Snapshot

Name: Tim Scott Stuart
Company: Unit Bricks (Hong Kong)
Time exporting: 15 years
Export revenue: US$1.17mn (90% of gross sales)

GTR: What is Unit Bricks?

Stuart: Unit Bricks is an early childhood educational sourcing company. Primarily we design and manufacture early childhood building blocks which teach mathematics. We also do some outsourcing for some toy companies globally. We do quality control, design, testing and make sure they’re compliant for EU or American regulations. In the last few years there’s been a huge push to regulate the toy industry and make sure the toys are safe materially, mechanically and chemically.

GTR: Where are your main export markets?

Stuart: We sell all over the world. I primarily do just-in-time manufacturing for my customers in the US, Europe or Australia, or at least we used to do that. Now we have taken inventory and we can supply smaller amounts to SMEs globally – smaller toy companies rather than just the big boys. The newest markets are in Asia. Europe is kind of in the doldrums: their currency is devalued and with all the import costs, they’re a little bit price-shy right now.

So we primarily focus on the US and emerging markets in Asia. We do a little bit on mainland China but predominantly we’re selling to Asia Pacific: Australia, Singapore and a little bit in Thailand. Hong Kong is becoming a very active market with all of the educational institutions. Parents really focus on ensuring their children have high-quality educational tools.

GTR: You manufacture in Asia: how has that developed?

Stuart: Industry follows labour. A number of years ago we came over to East Asia, predominantly China, and set up our partnerships with the factories. Historically, the major push in manufacturing came close to Hong Kong, in Shenzhen. There were Hong Kong and Taiwanese companies and they created this entire outsourcing industry. Then, as the price started to rise and China industrialised, you could see the manufacturing move away from here up the coast to Xiamen and to Ningbo – now the big manufacturing area especially for toys, plastics and some fabrics.

As prices rise and China institutes new labour and social benefits to the workers, prices are going up. So we looked further afield: Shandong, for example, has a long history of wood manufacturing, so we moved up that way. We’re also fairly well established in Thailand and Vietnam. There are other emerging markets we’d consider but we haven’t really done too much to change our manufacturing.

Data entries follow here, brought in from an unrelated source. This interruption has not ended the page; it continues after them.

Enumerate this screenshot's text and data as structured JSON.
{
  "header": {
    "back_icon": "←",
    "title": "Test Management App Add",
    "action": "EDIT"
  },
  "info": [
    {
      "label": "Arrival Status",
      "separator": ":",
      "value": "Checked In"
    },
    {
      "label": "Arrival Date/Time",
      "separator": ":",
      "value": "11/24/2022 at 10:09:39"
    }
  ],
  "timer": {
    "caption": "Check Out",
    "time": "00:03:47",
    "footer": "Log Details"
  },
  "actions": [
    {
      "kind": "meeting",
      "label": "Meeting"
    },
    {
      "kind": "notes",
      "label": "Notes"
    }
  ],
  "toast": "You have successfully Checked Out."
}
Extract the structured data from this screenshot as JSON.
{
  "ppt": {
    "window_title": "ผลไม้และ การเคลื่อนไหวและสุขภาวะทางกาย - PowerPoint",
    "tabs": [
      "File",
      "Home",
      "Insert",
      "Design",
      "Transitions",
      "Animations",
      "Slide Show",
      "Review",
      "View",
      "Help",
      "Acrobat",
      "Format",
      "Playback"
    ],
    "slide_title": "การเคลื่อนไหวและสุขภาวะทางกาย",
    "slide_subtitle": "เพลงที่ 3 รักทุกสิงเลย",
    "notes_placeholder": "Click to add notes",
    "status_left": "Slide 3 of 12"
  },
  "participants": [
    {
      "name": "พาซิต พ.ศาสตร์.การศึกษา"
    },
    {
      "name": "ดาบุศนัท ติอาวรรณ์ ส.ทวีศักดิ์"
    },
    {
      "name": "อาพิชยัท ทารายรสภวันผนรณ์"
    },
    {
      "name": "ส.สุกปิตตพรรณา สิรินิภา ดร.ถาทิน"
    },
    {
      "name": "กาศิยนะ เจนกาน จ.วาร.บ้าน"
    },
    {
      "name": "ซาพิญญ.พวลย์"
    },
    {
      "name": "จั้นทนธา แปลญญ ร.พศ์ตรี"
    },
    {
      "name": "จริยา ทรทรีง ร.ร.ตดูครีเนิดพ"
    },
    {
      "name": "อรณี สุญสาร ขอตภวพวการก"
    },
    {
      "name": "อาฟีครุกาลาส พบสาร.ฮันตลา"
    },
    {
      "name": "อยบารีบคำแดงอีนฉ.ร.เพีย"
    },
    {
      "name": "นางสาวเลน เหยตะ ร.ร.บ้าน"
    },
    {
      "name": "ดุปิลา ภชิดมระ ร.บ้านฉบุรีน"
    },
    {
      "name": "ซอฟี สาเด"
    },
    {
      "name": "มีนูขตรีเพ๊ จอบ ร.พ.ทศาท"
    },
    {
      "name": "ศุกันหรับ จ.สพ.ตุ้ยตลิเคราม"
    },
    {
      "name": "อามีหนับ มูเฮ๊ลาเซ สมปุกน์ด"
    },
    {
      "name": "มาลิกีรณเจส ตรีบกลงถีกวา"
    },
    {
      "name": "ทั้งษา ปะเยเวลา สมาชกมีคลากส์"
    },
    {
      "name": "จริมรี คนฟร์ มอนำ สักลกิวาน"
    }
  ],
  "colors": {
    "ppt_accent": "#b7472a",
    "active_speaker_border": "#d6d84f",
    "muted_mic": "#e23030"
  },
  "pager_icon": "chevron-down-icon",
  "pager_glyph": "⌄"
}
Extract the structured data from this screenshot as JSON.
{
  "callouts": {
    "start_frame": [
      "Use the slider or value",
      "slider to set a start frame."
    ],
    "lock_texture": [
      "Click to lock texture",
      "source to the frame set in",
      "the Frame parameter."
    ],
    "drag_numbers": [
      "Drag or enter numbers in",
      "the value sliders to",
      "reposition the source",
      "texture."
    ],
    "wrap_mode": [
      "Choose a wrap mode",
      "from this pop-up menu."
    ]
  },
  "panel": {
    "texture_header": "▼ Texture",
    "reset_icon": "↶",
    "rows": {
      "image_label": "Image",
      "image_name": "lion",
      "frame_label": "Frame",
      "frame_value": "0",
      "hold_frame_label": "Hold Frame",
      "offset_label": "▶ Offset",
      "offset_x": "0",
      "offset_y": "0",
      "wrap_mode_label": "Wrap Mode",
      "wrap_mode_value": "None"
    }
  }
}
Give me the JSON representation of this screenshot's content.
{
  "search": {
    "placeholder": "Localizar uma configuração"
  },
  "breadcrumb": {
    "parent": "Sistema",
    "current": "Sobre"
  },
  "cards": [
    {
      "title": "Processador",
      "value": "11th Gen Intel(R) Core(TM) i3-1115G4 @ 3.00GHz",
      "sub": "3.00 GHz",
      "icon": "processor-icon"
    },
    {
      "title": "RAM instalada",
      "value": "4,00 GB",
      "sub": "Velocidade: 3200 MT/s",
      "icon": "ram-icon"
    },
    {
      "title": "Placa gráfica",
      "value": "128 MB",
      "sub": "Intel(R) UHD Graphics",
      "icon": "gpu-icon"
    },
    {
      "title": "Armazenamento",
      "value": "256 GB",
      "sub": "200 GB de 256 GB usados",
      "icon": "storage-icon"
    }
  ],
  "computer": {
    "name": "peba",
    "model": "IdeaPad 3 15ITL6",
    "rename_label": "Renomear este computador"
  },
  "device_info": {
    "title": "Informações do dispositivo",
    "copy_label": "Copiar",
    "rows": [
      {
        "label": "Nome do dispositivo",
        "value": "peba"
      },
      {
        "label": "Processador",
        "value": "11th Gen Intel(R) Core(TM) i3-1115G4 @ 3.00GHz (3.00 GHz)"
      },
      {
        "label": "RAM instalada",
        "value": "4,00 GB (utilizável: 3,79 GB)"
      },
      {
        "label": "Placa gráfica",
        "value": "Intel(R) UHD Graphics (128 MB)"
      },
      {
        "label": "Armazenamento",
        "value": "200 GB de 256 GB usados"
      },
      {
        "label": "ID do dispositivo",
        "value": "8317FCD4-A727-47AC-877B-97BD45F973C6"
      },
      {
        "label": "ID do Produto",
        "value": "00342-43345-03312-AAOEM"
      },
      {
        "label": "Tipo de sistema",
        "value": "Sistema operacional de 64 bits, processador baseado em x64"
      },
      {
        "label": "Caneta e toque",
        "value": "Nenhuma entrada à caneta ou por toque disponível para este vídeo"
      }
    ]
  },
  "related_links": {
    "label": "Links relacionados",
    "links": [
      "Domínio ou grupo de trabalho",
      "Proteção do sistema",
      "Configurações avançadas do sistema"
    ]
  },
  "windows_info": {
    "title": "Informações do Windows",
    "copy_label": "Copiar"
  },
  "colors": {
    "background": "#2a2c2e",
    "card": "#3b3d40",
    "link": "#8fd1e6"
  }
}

GTR: Hong Kong is known for its SME culture. Is it an easy market to operate from?

Stuart: I think it’s fantastic. It’s very friendly for foreigners to come and set up a corporation here. There are many institutes and NGOs set up to walk you down the path. It’s a cottage industry of course – people are making profits off this. They set you up in offices, keep your books for you, and make sure you’re in compliance. So yes, I think Hong Kong is very friendly to SMEs. The cost of inventory is high: rent or general living costs in Hong Kong are high, but generally it’s fantastic.

GTR: How do you finance your business?

Stuart: Mine’s self-financed as far as possible. We have an investor who came on board recently. We are growing, but are predominantly self-financed. It’s like a self-licking ice cream cone. We have just-in-time production, so as long as we can float that production cost and receive
our payments we are golden.

GTR: Do you use bank finance to help with distribution, export or production?

Stuart: I have lines of credit with some American banks. I draw on my line of credit for early deposits on production or to make sure my factory is paid before I get paid. I’ve used it in the last year or two to purchase some infrastructure, such as moulds, so I can make new toys. That’s a pretty high cost of entry. And then to get into production you have to sometimes float it for 30 to 60 days to make sure your factories are paid – you have to make sure that relationship is stable.

China’s been in a very good position for a number of years and it’s basically a golden model: they manufacture, ship and get paid. I don’t know of any other business in the world that works like that. For us we have to float the money for 30 or 60 days depending on how deadbeat our customers are.

Banks do approach me quite frequently. We have a very good credit score and have been growing consistently. On paper and in reality, we’re a very strong company.